A holistic framework for optimizing building decision metrics via advanced parametric modeling: The ECO‑Matrix Protocol

The rapid tightening of building-energy codes and carbon-mitigation targets now obliges design teams to compare dozens of envelope, system and control permutations while simultaneously controlling capital cost. Yet conventional parametric studies seldom test more than a handful of scenarios because every additional simulation imposes time penalties, and most optimisation tools still chase a single metric—typically annual energy use.

This paper introduces the ECO-Matrix Protocol, a cloud-hosted workflow that marries targeted Latin-hypercube sampling, batch simulation, surrogate-model interpolation and an interactive, many-objective dashboard. The protocol ranks thousands of design options against a suite of Key Performance Indicators (KPIs) that matter to both owners and regulators: capital-cost delta, operating savings, greenhouse-gas (GHG) abatement, simple payback and return on investment (ROI).

A K-4 school in Ontario, Canada, provides the validating case study. Ten recurrent variable families covering envelope, daylighting and HVAC were each discretised into three levels, yielding 51,840 theoretical combinations. Only 72 high-value IESVE simulation setup, powered with variable iteration through parametric batch were needed to train the interpolation engine, expanding the result set to 5,184 envelope–lighting variants; 20 explicit HVAC archetypes completed the matrix. The browser-based dashboard instantly filtered solutions exceeding the National Energy Code of Canada baseline and visualised trade-offs among energy, cost and carbon.

Statistical cross-validation against 20 random full simulations confirmed interpolation errors below one percent for energy-use intensity predictions.

By showing that holistic, many-objective optimisation fits within a typical schematic-design window, the ECO-Matrix Protocol offers a transferable roadmap for low-carbon design in diverse climates.
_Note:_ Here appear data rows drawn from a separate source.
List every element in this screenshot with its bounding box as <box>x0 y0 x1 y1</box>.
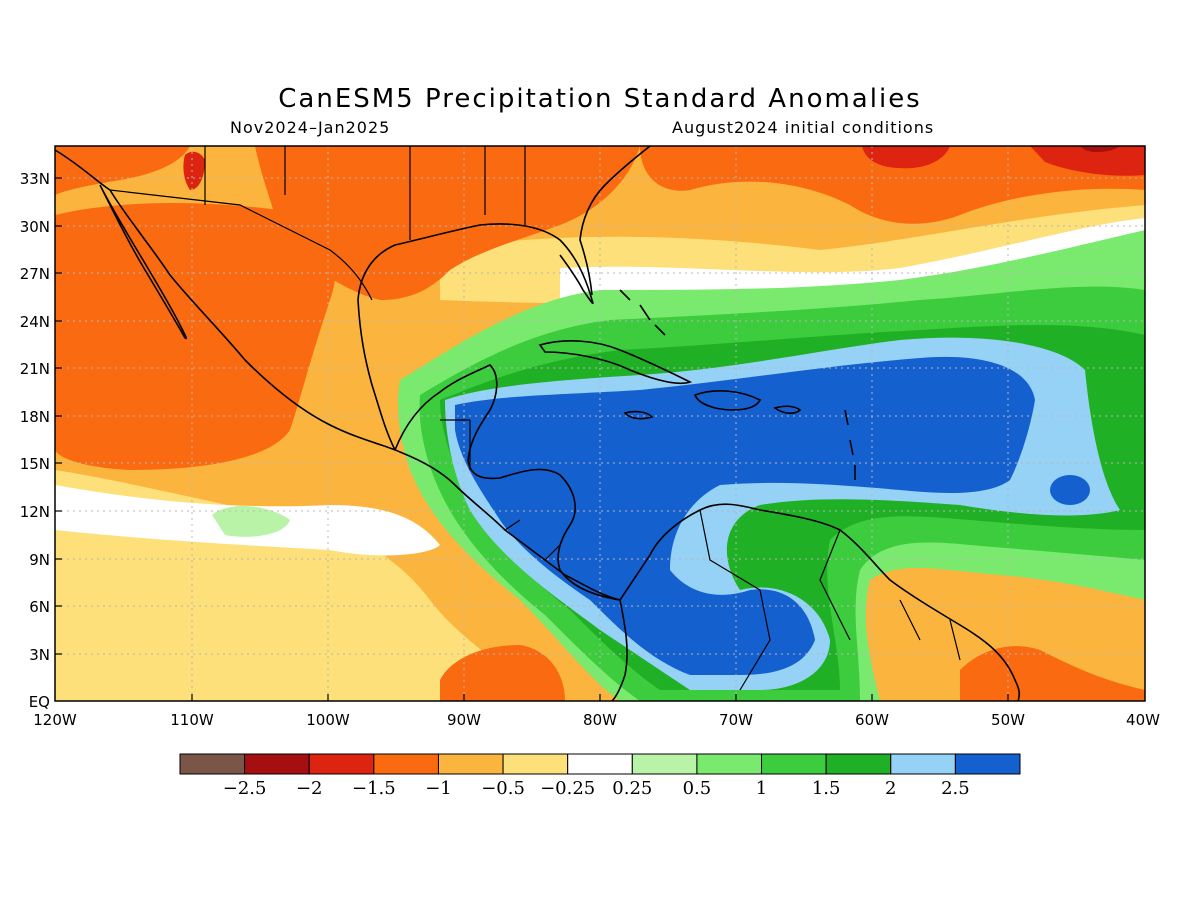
legend-label: 2.5 <box>941 778 970 799</box>
y-tick-label: 30N <box>20 218 50 236</box>
x-tick-label: 120W <box>33 711 77 729</box>
field-red-blob-1 <box>183 151 205 190</box>
coast-pacific-mexico <box>55 149 621 601</box>
legend-swatch <box>179 753 246 775</box>
legend-swatch <box>567 753 633 775</box>
y-tick-label: EQ <box>29 693 50 711</box>
field-red-blob-2 <box>862 146 950 169</box>
y-axis-labels: 33N 30N 27N 24N 21N 18N 15N 12N 9N 6N 3N… <box>20 170 50 711</box>
legend-label: 0.5 <box>683 778 712 799</box>
axis-ticks <box>55 177 1009 701</box>
x-tick-label: 60W <box>855 711 889 729</box>
coast-puerto-rico <box>773 405 802 414</box>
graticule <box>55 146 1145 701</box>
legend-label: −0.5 <box>481 778 525 799</box>
border-south-america <box>699 509 961 691</box>
coast-antilles <box>844 409 856 480</box>
forecast-period: Nov2024–Jan2025 <box>230 118 391 137</box>
legend-swatch <box>631 753 698 775</box>
coast-colombia <box>611 599 628 701</box>
x-tick-label: 80W <box>583 711 617 729</box>
initial-conditions: August2024 initial conditions <box>672 118 935 137</box>
y-tick-label: 21N <box>20 360 50 378</box>
x-tick-label: 100W <box>306 711 350 729</box>
legend-label: −2 <box>296 778 323 799</box>
field-green-pacific-blob <box>212 505 290 537</box>
field-orange-north-us <box>255 146 640 300</box>
field-darkred-blob <box>1080 146 1120 153</box>
field-white-north <box>560 218 1145 308</box>
field-orange-north-atl <box>640 146 1145 224</box>
coast-hispaniola <box>693 390 762 411</box>
legend-label: −1.5 <box>352 778 396 799</box>
field-orange-nwpac <box>55 146 190 195</box>
coast-bahamas <box>619 289 666 336</box>
y-tick-label: 15N <box>20 455 50 473</box>
y-tick-label: 9N <box>29 551 50 569</box>
coast-cuba <box>538 340 693 385</box>
legend-label: −1 <box>425 778 452 799</box>
x-tick-label: 90W <box>447 711 481 729</box>
legend-swatch <box>954 753 1021 775</box>
legend-swatch <box>890 753 956 775</box>
coast-us-east <box>579 146 651 296</box>
y-tick-label: 33N <box>20 170 50 188</box>
coast-baja <box>99 184 187 340</box>
legend-swatch <box>308 753 375 775</box>
field-orange-s-america <box>960 646 1145 701</box>
color-legend: −2.5 −2 −1.5 −1 −0.5 −0.25 0.25 0.5 1 1.5 2 2.5 <box>179 753 1021 799</box>
x-tick-label: 70W <box>719 711 753 729</box>
y-tick-label: 18N <box>20 408 50 426</box>
coast-gulf <box>357 223 594 451</box>
x-axis-labels: 120W 110W 100W 90W 80W 70W 60W 50W 40W <box>33 711 1160 729</box>
map-title: CanESM5 Precipitation Standard Anomalies <box>278 84 922 114</box>
legend-swatch <box>825 753 892 775</box>
legend-swatch <box>244 753 310 775</box>
coast-yucatan <box>394 364 621 601</box>
field-red-blob-3 <box>1030 146 1145 176</box>
border-us-states <box>204 146 526 240</box>
y-tick-label: 6N <box>29 598 50 616</box>
legend-swatch <box>437 753 504 775</box>
legend-swatch <box>696 753 763 775</box>
field-orange-west <box>55 203 336 470</box>
legend-label: 1.5 <box>812 778 841 799</box>
x-tick-label: 40W <box>1126 711 1160 729</box>
x-tick-label: 50W <box>991 711 1025 729</box>
legend-label: −0.25 <box>540 778 595 799</box>
coast-jamaica <box>623 410 654 420</box>
legend-label: 2 <box>885 778 896 799</box>
legend-swatch <box>761 753 827 775</box>
legend-label: 0.25 <box>612 778 652 799</box>
x-tick-label: 110W <box>170 711 214 729</box>
border-central-america <box>440 419 561 561</box>
y-tick-label: 3N <box>29 646 50 664</box>
legend-swatch <box>502 753 569 775</box>
field-orange-sw-pac <box>440 645 565 701</box>
legend-label: 1 <box>756 778 767 799</box>
coastlines <box>55 146 1021 701</box>
y-tick-label: 12N <box>20 503 50 521</box>
y-tick-label: 27N <box>20 265 50 283</box>
legend-label: −2.5 <box>223 778 267 799</box>
y-tick-label: 24N <box>20 313 50 331</box>
border-us-mexico <box>109 189 373 301</box>
borders <box>109 146 961 691</box>
field-blue-spot-inner <box>1050 475 1090 505</box>
legend-swatch <box>373 753 439 775</box>
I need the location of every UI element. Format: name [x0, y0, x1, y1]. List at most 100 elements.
Future work will automate HVAC surrogate training and further integrate Life Cycle Costing (LCA) and embodied-carbon analysis.

Research Gap and Objectives:

Past studies by Attia et al. (2012) and Ascione et al. (2017) highlight the limited uptake of multi-objective optimization in practice. Few approaches move beyond single‑metric energy savings, and sampling strategies are often ad‑hoc, leaving decision‑makers unsure about representativeness. This paper addresses three questions:

1. How can a design team explore tens of thousands of envelope‑system combinations with <100 simulations?
2. How can multiple KPIs—including capital cost—be brought into one visual space?
3. Does such a workflow improve design decisions in a live project?